Книга Письма с фронта. 1914-1917 год, страница 125. Автор книги Андрей Снесарев

Разделитель для чтения книг в онлайн библиотеке

Онлайн книга «Письма с фронта. 1914-1917 год»

Cтраница 125

Я к тебе не посылаю, голубка, специальных посыльных, так как вижу, что люди из дивизии будут ехать в Петроград непрерывно, а будет надобность, пришлю специально: мне это ничего не стоит. На твои вопросы в последнем письме не отвечаю, так как 1) на многие уже ответил, 2) другие сами собою будут ясны из этого письма и ближайших. Давай, моя золотая и бриллиантовая, твои губки и глазки, а также нашу малую троицу, я вас всех обниму, расцелую и благословлю.

Ваш отец и муж Андрей.

Целуй папу, маму, Каю, Надю и пр.

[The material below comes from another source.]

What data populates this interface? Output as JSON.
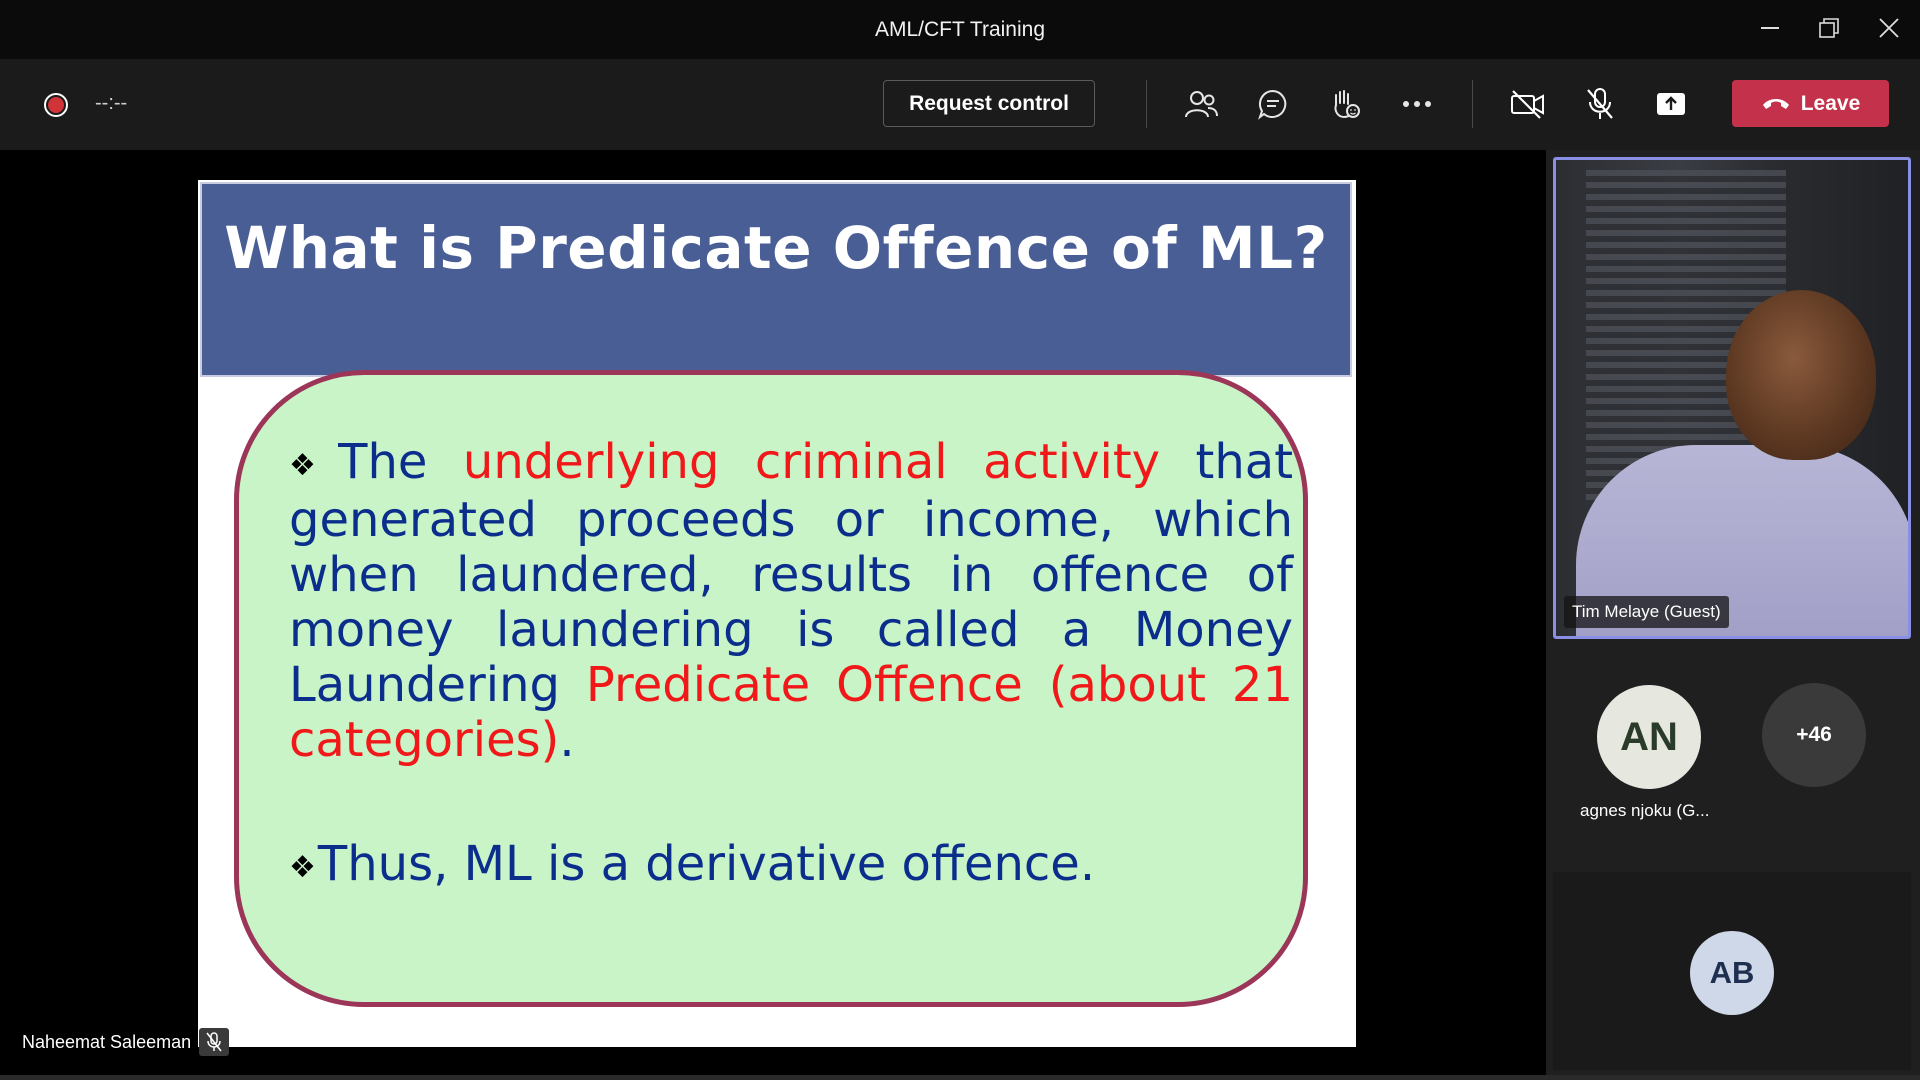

А.

21 октября 1916 г. [Первое]

Дорогая Женюрочка!

Боровский уже выехал, а Алексей Степанович Потапов еще будет с нами обедать, и я решил еще поболтать с тобою. Посылаю тебе карточки смотра мною 254-го Ник[олаевского] полка, снятые сестрой Чичериной и не особенно удачные. Посылаю также тебе копию моего приказа по поводу посещения мною вчера Орлиного гнезда как образчик моих официальных боевых разговоров с дивизией. Если ты сравнишь то, что я тебе написал в письме, с тем, что изложено в приказе, ты увидишь разницу, вызываемую специальными целями приказа… с женой говоришь одним языком, а с дивизией – другим, да и подробности одного и того же эпизода получают разное освещение и изложение.

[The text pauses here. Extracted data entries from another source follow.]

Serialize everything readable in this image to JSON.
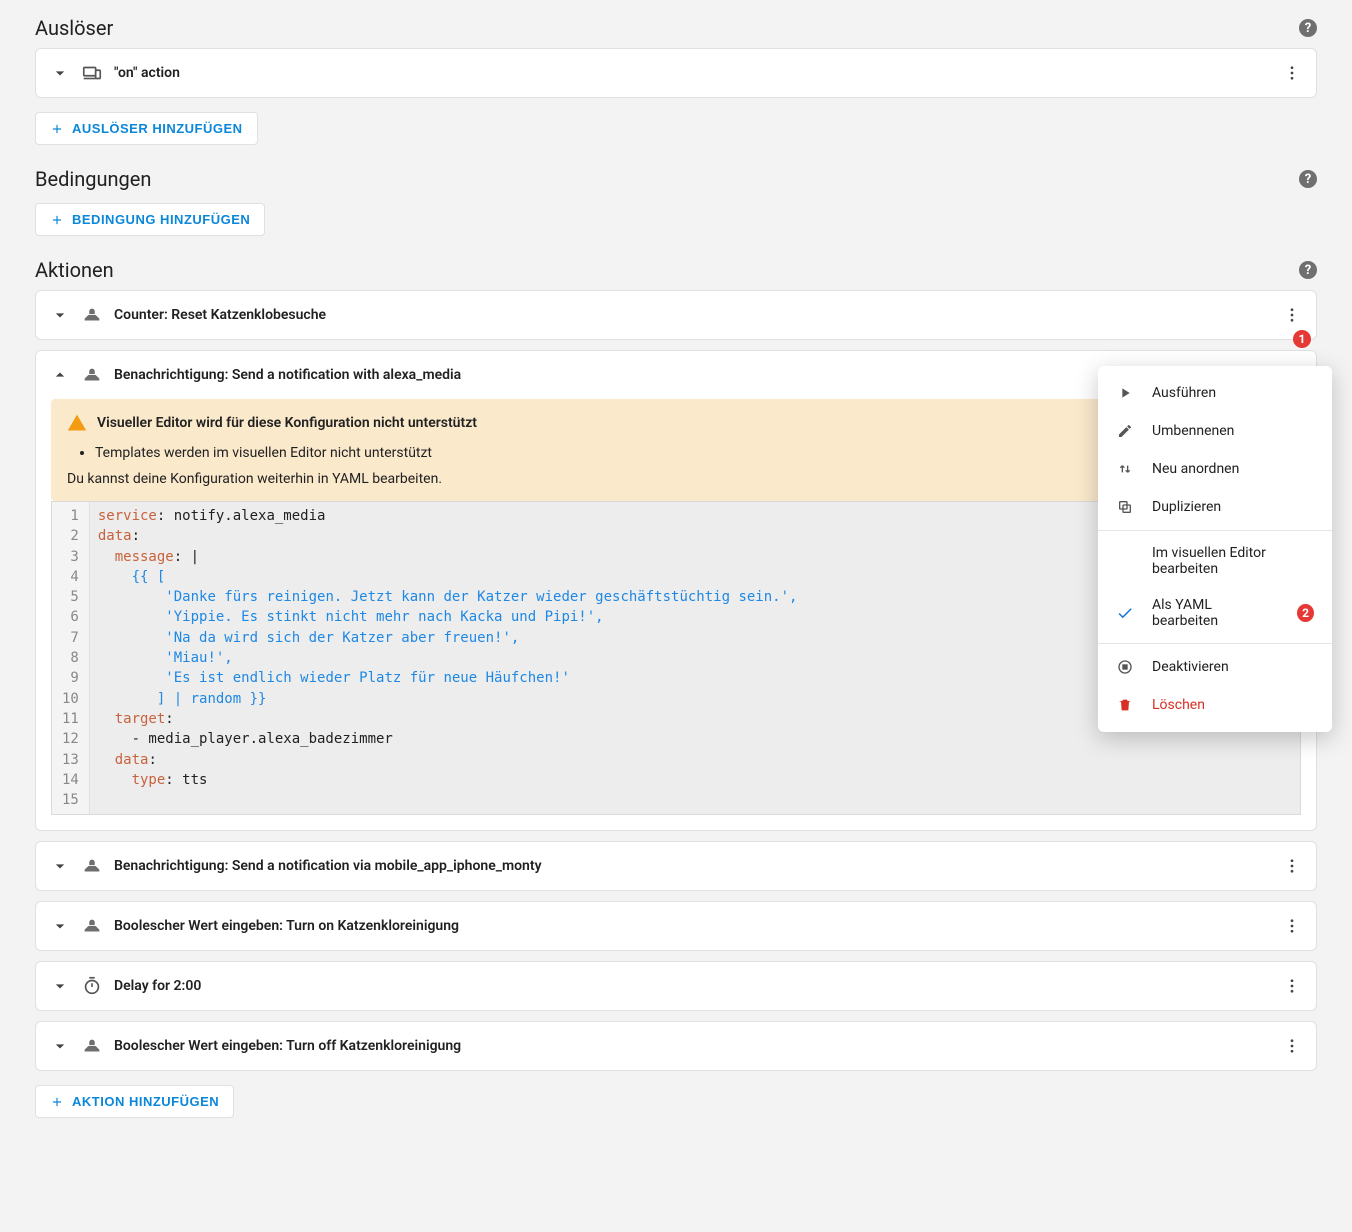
{
  "sections": {
    "triggers": {
      "title": "Auslöser",
      "add_label": "Auslöser hinzufügen",
      "items": [
        {
          "label": "\"on\" action"
        }
      ]
    },
    "conditions": {
      "title": "Bedingungen",
      "add_label": "Bedingung hinzufügen"
    },
    "actions": {
      "title": "Aktionen",
      "add_label": "Aktion hinzufügen",
      "items": [
        {
          "label": "Counter: Reset Katzenklobesuche"
        },
        {
          "label": "Benachrichtigung: Send a notification with alexa_media",
          "expanded": true,
          "badge": "1",
          "warning": {
            "title": "Visueller Editor wird für diese Konfiguration nicht unterstützt",
            "bullet": "Templates werden im visuellen Editor nicht unterstützt",
            "note": "Du kannst deine Konfiguration weiterhin in YAML bearbeiten."
          },
          "code_lines": [
            [
              [
                "key",
                "service"
              ],
              [
                "col",
                ": "
              ],
              [
                "pl",
                "notify.alexa_media"
              ]
            ],
            [
              [
                "key",
                "data"
              ],
              [
                "col",
                ":"
              ]
            ],
            [
              [
                "pl",
                "  "
              ],
              [
                "key",
                "message"
              ],
              [
                "col",
                ": "
              ],
              [
                "pl",
                "|"
              ]
            ],
            [
              [
                "pl",
                "    "
              ],
              [
                "str",
                "{{ ["
              ]
            ],
            [
              [
                "pl",
                "        "
              ],
              [
                "str",
                "'Danke fürs reinigen. Jetzt kann der Katzer wieder geschäftstüchtig sein.',"
              ]
            ],
            [
              [
                "pl",
                "        "
              ],
              [
                "str",
                "'Yippie. Es stinkt nicht mehr nach Kacka und Pipi!',"
              ]
            ],
            [
              [
                "pl",
                "        "
              ],
              [
                "str",
                "'Na da wird sich der Katzer aber freuen!',"
              ]
            ],
            [
              [
                "pl",
                "        "
              ],
              [
                "str",
                "'Miau!',"
              ]
            ],
            [
              [
                "pl",
                "        "
              ],
              [
                "str",
                "'Es ist endlich wieder Platz für neue Häufchen!'"
              ]
            ],
            [
              [
                "pl",
                "       "
              ],
              [
                "str",
                "] | random }}"
              ]
            ],
            [
              [
                "pl",
                "  "
              ],
              [
                "key",
                "target"
              ],
              [
                "col",
                ":"
              ]
            ],
            [
              [
                "pl",
                "    - media_player.alexa_badezimmer"
              ]
            ],
            [
              [
                "pl",
                "  "
              ],
              [
                "key",
                "data"
              ],
              [
                "col",
                ":"
              ]
            ],
            [
              [
                "pl",
                "    "
              ],
              [
                "key",
                "type"
              ],
              [
                "col",
                ": "
              ],
              [
                "pl",
                "tts"
              ]
            ],
            [
              [
                "pl",
                ""
              ]
            ]
          ]
        },
        {
          "label": "Benachrichtigung: Send a notification via mobile_app_iphone_monty"
        },
        {
          "label": "Boolescher Wert eingeben: Turn on Katzenkloreinigung"
        },
        {
          "label": "Delay for 2:00",
          "icon": "timer"
        },
        {
          "label": "Boolescher Wert eingeben: Turn off Katzenkloreinigung"
        }
      ]
    }
  },
  "menu": {
    "run": "Ausführen",
    "rename": "Umbennenen",
    "reorder": "Neu anordnen",
    "duplicate": "Duplizieren",
    "edit_visual": "Im visuellen Editor bearbeiten",
    "edit_yaml": "Als YAML bearbeiten",
    "yaml_badge": "2",
    "disable": "Deaktivieren",
    "delete": "Löschen"
  }
}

Сейчас прибежала ко мне сестра здешней чайной (Союза городов), вся нервная и расстроенная: у нее в помощь всего два санитара, а солдат пить чай заходит несколько сот; из санитаров один отрубил себе палец и работать не может, с оставшимся одним она выбилась из сил. Успокоил ее и обещал дать помощь; теперь там с нею разговаривает дивиз[ионный] врач, который и организует дело. Это не первый раз, что я натыкаюсь на полную бестолковщину в постановке принятого на себя дела Союзами городов и Земским; там, где есть высокое начальство или г[ос по]да корреспонденты, они работают и стараются, – всё это, конечно, сферы, далекие от огня; а к нам сюда они выбросили целую группу одиночных (или парами) чайных сестер, устроителей колодцев или бань, или прачечных… все эти люди без призора, без инструкций, брошенные на авось. Техники придут, поговорят-поговорят и, если безопасно, пробуют что-то делать, а если мы просим высушивать окопы или построить невдалеке от них баню – они куда-то исчезают; сестры одна за другой беременеют и также тонут где-то в глубине тыла… Форменный хаос, очковтирательство, показ, что-то хотят делать, но для настоящего дела и умной его постановки нет ни искренности, ни честности, ни мужества… Какие-то безусые мальчишки (как и большинство наших уполномоченных Кр[асного] креста) разъезжают на экипажах или автомобилях… Это все уполномоченные всяких этих союзов, бездельники и ненужные люди с точки зрения дела, безнравственники по своему уклонению от окопов в великую нашу войну. А у вас крик о недопущении общественных сил к служению на войне! Кого они дурачат или обманывают, а может быть, зачем сами так слепо ошибаются? Только что пришли шесть карточек, которые тебе прикладываю, на изнанке все прописано: как и почему. Кажется, наболтался с женушкой всласть… Давай губки, глазки, а также всю себя саму и нашу боевую троицу, я вас обниму, расцелую и благословлю.

Ваш отец и муж Андрей.

Напиши мне с оказией, что у вас там нового? А.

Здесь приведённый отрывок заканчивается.